For decades, Wayúu communities have been deeply affected by Latin America’s biggest open-pit coal mine, known as Cerrejón. In 2017, they won an important decision from the Constitutional Court that seeks to protect their rights to water, health and food sovereignty from this mine’s expansion over the last remaining tributary of the Ranchería River, the Bruno stream, on which they depend. Years later, the ruling has yet to be implemented.
Standing in the way are the international investor rights of Swiss mining company Glencore as found in a bilateral investment treaty between Switzerland and Colombia. Glencore has brought an international arbitration claim against Colombia for an unknown sum that is interfering with implementation of the decision, putting pressure on the judiciary and regulatory officials.
During the same workshop, Cindy Forero from the Lawyer’s Collective José Alvear Restrepo (CAJAR) commented that because of the arbitration suit, public officials have been afraid even to talk about the decision and its implementation. ‘On the one hand, there is this arbitration case in process’, she told me. ‘On the other, there is the [state’s] obligation to protect the communities’ fundamental rights.
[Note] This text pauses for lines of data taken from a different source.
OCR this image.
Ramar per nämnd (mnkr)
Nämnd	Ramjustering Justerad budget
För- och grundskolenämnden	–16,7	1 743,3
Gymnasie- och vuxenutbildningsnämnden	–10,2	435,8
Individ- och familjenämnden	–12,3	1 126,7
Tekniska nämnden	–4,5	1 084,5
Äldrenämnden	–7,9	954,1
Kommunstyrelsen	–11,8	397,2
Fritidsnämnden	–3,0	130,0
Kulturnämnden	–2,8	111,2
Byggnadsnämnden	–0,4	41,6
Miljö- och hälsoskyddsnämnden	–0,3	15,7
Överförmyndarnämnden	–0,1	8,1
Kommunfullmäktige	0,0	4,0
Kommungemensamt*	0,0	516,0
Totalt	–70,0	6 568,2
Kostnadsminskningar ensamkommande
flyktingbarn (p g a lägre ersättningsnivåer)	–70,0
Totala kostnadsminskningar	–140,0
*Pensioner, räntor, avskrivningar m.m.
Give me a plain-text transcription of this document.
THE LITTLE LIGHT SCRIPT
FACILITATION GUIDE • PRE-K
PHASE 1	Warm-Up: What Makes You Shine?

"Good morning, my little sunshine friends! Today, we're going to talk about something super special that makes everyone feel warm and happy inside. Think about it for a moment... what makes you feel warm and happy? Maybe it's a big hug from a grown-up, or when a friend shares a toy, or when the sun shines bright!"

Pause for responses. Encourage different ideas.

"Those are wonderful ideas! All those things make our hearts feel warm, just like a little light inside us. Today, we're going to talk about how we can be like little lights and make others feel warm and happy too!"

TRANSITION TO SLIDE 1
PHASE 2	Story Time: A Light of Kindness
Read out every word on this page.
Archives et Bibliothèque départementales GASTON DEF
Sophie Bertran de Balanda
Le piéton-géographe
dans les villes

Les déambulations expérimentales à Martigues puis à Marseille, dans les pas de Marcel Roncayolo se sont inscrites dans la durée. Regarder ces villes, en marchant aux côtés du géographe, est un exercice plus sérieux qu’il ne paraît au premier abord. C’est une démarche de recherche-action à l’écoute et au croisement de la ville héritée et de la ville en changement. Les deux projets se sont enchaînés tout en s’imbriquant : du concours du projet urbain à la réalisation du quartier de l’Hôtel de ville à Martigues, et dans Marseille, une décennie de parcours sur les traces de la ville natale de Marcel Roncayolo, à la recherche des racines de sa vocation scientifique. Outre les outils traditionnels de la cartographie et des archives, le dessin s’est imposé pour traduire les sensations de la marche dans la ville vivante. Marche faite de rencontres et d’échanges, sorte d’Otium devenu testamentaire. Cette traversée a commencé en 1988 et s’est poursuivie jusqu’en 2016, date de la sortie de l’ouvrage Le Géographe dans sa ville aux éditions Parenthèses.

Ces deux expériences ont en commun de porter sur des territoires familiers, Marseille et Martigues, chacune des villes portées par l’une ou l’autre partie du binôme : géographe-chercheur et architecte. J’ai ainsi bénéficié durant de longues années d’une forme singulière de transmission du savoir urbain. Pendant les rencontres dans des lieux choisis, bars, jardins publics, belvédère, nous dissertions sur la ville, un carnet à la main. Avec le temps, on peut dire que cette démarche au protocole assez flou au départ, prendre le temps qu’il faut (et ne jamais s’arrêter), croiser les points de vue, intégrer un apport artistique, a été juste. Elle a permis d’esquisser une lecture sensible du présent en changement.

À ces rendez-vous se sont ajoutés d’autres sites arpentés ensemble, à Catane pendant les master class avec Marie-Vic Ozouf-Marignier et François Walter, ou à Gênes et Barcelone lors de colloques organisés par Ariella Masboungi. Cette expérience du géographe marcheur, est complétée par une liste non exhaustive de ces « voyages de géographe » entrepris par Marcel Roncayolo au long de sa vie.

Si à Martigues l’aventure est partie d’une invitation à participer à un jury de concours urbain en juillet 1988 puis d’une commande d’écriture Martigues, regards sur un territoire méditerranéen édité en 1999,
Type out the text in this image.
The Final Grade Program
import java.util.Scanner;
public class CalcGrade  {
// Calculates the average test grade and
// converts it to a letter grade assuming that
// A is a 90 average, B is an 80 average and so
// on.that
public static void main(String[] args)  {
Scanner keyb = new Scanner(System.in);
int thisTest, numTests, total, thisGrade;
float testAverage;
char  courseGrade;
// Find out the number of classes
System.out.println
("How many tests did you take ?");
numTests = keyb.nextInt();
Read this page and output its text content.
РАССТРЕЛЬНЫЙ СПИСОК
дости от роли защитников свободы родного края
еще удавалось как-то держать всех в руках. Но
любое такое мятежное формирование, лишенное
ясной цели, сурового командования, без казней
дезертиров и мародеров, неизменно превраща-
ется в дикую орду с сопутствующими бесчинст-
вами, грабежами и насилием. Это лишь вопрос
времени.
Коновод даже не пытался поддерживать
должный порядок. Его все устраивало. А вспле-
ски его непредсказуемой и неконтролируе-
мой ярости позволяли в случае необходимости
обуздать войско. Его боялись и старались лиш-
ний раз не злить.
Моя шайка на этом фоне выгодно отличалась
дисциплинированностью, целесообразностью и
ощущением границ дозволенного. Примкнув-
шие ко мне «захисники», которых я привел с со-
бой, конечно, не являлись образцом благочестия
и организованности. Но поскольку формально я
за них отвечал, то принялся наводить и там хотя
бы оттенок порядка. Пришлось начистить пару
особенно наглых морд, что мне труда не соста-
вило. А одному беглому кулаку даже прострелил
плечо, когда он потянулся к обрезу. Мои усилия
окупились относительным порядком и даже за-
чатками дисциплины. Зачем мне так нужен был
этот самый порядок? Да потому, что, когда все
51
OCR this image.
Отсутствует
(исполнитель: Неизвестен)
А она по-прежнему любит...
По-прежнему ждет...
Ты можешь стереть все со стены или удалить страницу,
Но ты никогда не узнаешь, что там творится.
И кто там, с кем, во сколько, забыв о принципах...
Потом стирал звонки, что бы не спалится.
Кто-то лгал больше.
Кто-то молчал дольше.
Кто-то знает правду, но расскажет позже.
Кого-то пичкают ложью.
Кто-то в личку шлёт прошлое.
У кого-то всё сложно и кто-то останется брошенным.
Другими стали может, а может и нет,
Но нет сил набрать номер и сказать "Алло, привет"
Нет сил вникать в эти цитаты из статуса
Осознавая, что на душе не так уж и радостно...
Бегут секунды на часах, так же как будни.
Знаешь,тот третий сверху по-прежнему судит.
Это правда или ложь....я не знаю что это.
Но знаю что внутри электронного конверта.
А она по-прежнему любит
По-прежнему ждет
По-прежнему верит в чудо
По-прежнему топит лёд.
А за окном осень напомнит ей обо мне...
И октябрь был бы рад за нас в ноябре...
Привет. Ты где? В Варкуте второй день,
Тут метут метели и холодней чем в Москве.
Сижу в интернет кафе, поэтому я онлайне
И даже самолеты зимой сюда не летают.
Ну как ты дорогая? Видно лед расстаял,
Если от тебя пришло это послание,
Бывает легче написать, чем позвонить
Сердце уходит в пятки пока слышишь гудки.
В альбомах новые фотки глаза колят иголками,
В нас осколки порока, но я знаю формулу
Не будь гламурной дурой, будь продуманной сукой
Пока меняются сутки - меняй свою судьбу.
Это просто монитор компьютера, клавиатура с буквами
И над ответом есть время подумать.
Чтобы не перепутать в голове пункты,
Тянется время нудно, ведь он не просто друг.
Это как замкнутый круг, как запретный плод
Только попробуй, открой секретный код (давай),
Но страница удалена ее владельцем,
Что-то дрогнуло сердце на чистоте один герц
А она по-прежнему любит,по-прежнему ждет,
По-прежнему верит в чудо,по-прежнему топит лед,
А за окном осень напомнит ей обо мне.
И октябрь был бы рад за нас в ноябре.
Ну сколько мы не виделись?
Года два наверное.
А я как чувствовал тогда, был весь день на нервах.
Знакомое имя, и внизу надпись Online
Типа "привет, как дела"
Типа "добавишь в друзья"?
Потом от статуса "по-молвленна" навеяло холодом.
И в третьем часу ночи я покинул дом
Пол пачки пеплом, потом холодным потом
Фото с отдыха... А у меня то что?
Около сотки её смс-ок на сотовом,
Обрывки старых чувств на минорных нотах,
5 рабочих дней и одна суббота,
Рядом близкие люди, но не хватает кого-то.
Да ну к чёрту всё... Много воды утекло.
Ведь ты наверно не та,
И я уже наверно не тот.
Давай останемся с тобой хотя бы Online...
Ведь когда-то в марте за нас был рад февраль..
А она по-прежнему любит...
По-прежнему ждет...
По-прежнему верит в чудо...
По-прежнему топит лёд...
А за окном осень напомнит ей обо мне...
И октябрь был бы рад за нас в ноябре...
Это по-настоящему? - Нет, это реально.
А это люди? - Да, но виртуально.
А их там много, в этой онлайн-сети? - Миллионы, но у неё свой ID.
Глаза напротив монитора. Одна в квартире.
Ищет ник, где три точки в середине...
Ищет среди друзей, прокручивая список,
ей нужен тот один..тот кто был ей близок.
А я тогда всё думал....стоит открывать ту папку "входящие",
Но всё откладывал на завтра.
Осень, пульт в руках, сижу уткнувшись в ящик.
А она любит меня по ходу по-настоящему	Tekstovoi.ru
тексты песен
They can’t tell me that they won’t protect their rights out of fear. If that’s the case, then the company is above the state and we’re without a state. These are the implications of this unjust arbitration mechanism.’
The constitutional court ruling cites as the reason to admit their case the historic discrimination that the Wayúu and other Indigenous peoples have faced in Colombia. Perversely, as Cindy further explained, Glencore argues in its claim that it is the company that the Colombian state treated unfairly as a result of this sentence. Nonetheless, the delegation observed how the company is continuing activities at the La Puente section of the coal mine that should be suspended; and how it has diverted 3.6 kilometers of the Bruno stream into a channel that the Wayúu refer to as a concrete highway, devoid of the life they attribute to the remaining natural streambed.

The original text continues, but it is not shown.